La cuisine de production de Bulla
Dans le quartier de Legaria, dans la mairie de Miguel Hidalgo, se trouve le centre opérationnel de Bulla et d'autres restaurants du groupe dirigés par le chef Pedro Martín. C'est là que se trouve la cuisine de production à grand volume, où ils approvisionnent les locaux et disposent d'un processus et d'un flux parfaitement organisés qui leur permettent d'avoir le meilleur ordre et la meilleure propreté dans chaque restaurant.

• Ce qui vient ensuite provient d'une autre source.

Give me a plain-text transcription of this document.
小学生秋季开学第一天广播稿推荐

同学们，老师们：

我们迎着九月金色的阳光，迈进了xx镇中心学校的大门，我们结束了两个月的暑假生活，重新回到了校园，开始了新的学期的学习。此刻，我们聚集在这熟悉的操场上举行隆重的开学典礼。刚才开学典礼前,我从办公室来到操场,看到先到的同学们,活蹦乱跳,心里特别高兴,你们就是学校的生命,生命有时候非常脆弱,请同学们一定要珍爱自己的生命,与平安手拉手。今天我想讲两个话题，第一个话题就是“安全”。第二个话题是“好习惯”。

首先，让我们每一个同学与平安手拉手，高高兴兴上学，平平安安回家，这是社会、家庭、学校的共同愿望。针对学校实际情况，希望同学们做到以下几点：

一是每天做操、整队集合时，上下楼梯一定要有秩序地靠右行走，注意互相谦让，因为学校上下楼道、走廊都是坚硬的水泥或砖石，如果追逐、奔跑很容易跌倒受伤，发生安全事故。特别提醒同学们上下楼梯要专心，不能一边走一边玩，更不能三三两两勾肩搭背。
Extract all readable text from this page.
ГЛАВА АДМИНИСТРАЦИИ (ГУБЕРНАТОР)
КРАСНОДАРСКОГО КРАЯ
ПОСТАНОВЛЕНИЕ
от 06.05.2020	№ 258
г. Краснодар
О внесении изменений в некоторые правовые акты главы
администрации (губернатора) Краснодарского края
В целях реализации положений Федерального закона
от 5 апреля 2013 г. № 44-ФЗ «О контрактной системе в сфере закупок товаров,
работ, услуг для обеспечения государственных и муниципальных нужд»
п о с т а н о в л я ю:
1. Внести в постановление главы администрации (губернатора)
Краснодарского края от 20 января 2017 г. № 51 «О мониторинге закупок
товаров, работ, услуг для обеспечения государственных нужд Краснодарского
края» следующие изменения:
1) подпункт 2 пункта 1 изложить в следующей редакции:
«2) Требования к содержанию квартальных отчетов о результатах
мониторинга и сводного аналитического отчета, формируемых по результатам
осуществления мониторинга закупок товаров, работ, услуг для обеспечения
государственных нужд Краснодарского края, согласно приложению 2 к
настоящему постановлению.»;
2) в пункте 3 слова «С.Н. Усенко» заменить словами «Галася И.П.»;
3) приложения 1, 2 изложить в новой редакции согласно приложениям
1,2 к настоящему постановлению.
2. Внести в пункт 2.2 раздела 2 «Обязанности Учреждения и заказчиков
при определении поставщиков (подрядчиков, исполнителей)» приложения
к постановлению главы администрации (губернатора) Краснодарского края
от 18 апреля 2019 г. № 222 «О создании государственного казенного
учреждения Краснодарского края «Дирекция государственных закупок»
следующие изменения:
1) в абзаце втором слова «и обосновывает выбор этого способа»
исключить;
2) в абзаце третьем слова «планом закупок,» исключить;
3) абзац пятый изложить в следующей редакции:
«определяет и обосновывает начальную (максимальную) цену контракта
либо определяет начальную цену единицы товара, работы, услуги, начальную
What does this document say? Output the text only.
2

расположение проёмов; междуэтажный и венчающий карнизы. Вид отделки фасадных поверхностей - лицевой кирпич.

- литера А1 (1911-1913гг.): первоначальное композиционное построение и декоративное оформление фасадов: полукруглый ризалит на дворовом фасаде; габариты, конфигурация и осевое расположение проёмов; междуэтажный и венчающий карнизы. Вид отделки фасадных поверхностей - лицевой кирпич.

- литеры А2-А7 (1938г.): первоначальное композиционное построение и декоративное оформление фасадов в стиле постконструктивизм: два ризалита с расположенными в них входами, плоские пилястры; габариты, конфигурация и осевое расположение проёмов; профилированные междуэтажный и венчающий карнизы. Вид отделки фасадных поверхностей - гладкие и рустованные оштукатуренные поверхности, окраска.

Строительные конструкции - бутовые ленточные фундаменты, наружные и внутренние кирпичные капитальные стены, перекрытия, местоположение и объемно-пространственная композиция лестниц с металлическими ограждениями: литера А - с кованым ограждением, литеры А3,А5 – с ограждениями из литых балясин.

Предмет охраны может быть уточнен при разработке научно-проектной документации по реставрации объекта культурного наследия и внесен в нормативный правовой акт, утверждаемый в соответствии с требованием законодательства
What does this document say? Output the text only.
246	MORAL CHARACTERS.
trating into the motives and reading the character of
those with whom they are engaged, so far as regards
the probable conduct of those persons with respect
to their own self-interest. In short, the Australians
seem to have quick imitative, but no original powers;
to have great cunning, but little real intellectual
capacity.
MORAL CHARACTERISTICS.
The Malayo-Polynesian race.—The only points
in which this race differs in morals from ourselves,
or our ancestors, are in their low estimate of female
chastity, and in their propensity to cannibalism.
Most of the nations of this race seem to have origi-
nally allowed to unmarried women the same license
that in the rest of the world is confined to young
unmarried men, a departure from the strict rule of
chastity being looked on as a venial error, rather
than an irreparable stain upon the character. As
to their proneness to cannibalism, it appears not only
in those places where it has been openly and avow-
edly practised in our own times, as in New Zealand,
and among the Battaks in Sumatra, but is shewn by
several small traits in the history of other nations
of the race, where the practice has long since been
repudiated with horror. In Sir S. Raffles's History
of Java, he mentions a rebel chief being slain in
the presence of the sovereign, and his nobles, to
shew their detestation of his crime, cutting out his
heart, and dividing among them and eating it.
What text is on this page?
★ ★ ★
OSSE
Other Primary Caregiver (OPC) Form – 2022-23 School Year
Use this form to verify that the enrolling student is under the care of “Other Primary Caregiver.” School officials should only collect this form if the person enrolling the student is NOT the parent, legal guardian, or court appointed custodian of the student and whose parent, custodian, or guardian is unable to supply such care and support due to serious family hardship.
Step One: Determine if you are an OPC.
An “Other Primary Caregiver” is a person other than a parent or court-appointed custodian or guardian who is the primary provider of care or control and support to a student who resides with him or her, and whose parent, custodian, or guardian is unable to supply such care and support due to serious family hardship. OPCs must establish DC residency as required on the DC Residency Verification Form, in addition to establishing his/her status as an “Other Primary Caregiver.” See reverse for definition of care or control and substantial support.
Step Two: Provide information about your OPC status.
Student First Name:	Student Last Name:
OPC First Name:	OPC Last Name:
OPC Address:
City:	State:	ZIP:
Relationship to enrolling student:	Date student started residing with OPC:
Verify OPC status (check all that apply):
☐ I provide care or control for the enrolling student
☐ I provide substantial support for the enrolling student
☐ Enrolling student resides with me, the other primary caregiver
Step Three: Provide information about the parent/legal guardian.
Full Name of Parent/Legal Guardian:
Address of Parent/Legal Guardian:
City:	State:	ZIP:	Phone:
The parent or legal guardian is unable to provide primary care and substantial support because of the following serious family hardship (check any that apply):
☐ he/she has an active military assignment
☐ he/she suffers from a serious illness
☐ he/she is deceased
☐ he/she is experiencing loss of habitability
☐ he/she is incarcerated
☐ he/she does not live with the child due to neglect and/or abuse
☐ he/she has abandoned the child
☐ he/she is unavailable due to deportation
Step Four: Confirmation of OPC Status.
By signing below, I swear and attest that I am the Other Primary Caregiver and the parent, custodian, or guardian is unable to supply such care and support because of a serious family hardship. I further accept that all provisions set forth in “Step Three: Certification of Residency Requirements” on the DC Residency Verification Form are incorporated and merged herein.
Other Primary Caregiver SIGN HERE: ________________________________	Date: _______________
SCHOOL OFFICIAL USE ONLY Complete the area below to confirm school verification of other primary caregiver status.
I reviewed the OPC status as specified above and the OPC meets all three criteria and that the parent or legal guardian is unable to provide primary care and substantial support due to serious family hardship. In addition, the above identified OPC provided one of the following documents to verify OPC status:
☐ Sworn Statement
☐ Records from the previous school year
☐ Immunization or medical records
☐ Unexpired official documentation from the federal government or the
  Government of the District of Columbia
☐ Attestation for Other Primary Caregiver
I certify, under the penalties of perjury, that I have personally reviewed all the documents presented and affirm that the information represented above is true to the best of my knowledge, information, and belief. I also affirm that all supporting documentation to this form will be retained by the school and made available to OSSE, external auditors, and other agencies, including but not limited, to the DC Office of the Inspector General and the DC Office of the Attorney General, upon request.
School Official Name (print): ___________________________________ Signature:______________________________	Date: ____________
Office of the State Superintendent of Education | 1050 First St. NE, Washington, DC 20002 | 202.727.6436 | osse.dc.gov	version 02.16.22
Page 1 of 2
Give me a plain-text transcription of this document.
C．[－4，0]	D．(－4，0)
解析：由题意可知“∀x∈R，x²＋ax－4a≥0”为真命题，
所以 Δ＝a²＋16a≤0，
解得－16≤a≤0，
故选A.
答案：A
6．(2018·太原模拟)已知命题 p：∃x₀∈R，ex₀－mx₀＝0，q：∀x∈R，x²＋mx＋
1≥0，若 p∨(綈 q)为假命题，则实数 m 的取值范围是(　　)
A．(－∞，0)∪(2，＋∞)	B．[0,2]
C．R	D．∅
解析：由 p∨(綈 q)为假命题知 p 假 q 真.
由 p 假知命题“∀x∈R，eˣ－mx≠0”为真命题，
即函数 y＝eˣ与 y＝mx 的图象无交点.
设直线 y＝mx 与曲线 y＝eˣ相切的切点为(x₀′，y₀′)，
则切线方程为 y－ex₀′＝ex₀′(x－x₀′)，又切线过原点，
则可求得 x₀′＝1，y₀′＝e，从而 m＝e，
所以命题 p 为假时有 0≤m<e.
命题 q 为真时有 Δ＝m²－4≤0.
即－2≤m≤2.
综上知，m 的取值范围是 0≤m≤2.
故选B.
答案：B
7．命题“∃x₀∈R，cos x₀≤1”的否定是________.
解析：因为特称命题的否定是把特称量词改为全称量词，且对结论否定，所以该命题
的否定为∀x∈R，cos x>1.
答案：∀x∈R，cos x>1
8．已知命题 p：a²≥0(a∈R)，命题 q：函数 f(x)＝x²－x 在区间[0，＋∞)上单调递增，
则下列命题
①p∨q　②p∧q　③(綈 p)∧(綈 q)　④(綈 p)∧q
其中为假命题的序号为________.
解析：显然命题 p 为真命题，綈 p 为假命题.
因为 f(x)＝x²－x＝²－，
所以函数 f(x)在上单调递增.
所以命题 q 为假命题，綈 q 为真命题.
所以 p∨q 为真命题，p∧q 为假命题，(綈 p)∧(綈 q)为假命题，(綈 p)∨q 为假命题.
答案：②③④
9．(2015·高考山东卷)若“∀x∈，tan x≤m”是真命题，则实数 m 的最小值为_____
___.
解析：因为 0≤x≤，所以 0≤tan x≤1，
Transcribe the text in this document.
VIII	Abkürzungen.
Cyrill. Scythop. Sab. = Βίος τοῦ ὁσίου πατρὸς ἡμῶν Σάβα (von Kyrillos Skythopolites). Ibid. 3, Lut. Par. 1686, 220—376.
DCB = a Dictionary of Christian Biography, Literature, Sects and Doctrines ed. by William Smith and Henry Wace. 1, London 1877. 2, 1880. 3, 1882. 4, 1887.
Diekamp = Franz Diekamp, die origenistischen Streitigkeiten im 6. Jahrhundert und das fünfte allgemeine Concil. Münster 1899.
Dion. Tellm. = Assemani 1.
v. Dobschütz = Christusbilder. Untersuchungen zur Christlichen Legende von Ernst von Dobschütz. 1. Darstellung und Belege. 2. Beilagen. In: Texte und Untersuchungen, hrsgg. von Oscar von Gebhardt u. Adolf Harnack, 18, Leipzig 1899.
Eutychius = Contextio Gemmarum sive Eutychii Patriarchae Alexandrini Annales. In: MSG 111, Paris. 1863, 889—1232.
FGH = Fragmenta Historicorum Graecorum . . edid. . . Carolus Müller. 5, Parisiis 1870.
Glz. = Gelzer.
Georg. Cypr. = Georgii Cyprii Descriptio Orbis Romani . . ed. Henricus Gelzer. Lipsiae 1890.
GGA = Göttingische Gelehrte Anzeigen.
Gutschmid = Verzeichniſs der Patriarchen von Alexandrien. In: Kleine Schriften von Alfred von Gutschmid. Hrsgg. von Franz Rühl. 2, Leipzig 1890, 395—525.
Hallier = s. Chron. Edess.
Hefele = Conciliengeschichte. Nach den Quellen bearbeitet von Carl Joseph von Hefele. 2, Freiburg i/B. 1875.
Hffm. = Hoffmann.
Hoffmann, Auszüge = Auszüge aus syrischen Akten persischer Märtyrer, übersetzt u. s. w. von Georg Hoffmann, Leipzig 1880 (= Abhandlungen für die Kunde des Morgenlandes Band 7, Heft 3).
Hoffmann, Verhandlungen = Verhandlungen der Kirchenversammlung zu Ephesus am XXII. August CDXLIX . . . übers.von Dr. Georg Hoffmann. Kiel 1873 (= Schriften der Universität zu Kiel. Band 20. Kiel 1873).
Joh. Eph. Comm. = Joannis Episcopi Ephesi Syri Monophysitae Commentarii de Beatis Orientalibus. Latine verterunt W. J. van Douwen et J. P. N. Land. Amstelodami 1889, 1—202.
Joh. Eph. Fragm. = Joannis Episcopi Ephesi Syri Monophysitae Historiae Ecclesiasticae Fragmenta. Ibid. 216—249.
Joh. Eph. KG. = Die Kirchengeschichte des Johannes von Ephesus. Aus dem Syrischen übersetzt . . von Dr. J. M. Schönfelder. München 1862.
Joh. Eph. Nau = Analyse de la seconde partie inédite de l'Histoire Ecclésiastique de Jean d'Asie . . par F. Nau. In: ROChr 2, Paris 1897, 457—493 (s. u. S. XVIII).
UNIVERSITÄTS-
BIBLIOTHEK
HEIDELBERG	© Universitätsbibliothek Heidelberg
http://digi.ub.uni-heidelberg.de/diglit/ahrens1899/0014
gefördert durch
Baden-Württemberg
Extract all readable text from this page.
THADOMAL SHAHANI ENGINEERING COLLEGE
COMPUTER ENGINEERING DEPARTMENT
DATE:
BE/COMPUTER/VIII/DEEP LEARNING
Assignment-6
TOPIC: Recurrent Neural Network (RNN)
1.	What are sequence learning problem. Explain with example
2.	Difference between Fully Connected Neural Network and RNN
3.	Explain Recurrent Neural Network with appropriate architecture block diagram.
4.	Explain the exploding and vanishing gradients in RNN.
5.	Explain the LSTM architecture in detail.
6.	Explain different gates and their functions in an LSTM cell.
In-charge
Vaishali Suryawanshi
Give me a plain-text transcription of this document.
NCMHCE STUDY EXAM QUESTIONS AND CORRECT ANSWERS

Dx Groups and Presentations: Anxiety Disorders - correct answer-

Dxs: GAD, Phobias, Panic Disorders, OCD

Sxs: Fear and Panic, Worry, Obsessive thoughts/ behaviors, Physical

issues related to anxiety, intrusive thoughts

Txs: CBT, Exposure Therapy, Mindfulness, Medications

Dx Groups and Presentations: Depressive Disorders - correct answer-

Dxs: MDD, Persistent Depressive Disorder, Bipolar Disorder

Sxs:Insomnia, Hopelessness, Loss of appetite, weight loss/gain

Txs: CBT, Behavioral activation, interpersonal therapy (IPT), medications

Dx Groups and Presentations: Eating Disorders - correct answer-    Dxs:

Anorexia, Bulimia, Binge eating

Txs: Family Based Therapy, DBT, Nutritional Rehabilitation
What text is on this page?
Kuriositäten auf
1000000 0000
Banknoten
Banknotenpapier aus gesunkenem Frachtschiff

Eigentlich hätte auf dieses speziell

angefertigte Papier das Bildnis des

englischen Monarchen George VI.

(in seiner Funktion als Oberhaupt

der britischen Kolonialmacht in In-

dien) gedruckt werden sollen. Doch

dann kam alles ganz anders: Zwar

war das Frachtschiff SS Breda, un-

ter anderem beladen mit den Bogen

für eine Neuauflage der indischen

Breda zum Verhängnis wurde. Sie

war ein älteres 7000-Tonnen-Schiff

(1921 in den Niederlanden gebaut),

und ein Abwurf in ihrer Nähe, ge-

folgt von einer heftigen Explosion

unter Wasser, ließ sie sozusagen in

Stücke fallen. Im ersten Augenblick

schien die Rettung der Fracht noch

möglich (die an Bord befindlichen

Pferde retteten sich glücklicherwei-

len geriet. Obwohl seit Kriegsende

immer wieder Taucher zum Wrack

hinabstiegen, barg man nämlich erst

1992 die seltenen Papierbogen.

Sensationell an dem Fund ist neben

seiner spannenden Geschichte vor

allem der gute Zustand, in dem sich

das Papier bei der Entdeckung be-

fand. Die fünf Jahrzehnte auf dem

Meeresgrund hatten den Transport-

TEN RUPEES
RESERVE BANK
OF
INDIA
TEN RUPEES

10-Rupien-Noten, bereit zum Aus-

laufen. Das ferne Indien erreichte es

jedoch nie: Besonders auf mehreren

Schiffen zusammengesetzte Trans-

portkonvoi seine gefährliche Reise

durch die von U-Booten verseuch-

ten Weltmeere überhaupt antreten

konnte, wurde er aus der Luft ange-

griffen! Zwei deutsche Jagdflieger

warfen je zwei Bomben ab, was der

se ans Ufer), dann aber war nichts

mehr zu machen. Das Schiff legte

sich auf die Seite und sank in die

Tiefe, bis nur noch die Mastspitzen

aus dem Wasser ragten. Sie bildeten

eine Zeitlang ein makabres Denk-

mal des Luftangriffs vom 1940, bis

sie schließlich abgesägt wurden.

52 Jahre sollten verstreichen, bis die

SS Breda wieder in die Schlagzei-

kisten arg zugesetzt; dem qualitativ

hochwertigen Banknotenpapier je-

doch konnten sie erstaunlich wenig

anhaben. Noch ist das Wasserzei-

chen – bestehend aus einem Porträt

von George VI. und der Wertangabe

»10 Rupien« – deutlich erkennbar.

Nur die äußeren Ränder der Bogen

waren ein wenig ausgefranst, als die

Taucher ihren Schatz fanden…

« La sécurité que vous avez de tout, des quantités, alors c'est un flux continu ; Nous gérons le restaurant comme un centre de préparation et là nous mettons le temps, les longues préparations, jusqu'à 24, 36 heures de marinage et ces longs processus pour que tout soit comme il se doit et ici, dans le restaurant, ce qui doit être est de l'ordre, de la propreté, beaucoup de sécurité et beaucoup de vie quotidienne », explique-t-il.
Actuellement, le chef Pedro Martín affirme que son entreprise compte 500 personnes et qu'en termes d'intrants, ils transforment chaque semaine environ 800 kilos de pommes de terre, 1 200 kilos de viande en général, 500 kilos de crevettes ; Ils utilisent également environ 500 litres de fonds pour différents plats comme les paellas et les ragoûts, en plus de 100 kilos de queue de bœuf, 200 kilos de joue et environ 5 cuisses de jambon par semaine.
Parmi les prochains projets qu'il a en main, le chef révèle qu'il ouvrira deux ou trois restaurants supplémentaires à Mexico, peut-être à Roma, Palmas ou Las Lomas.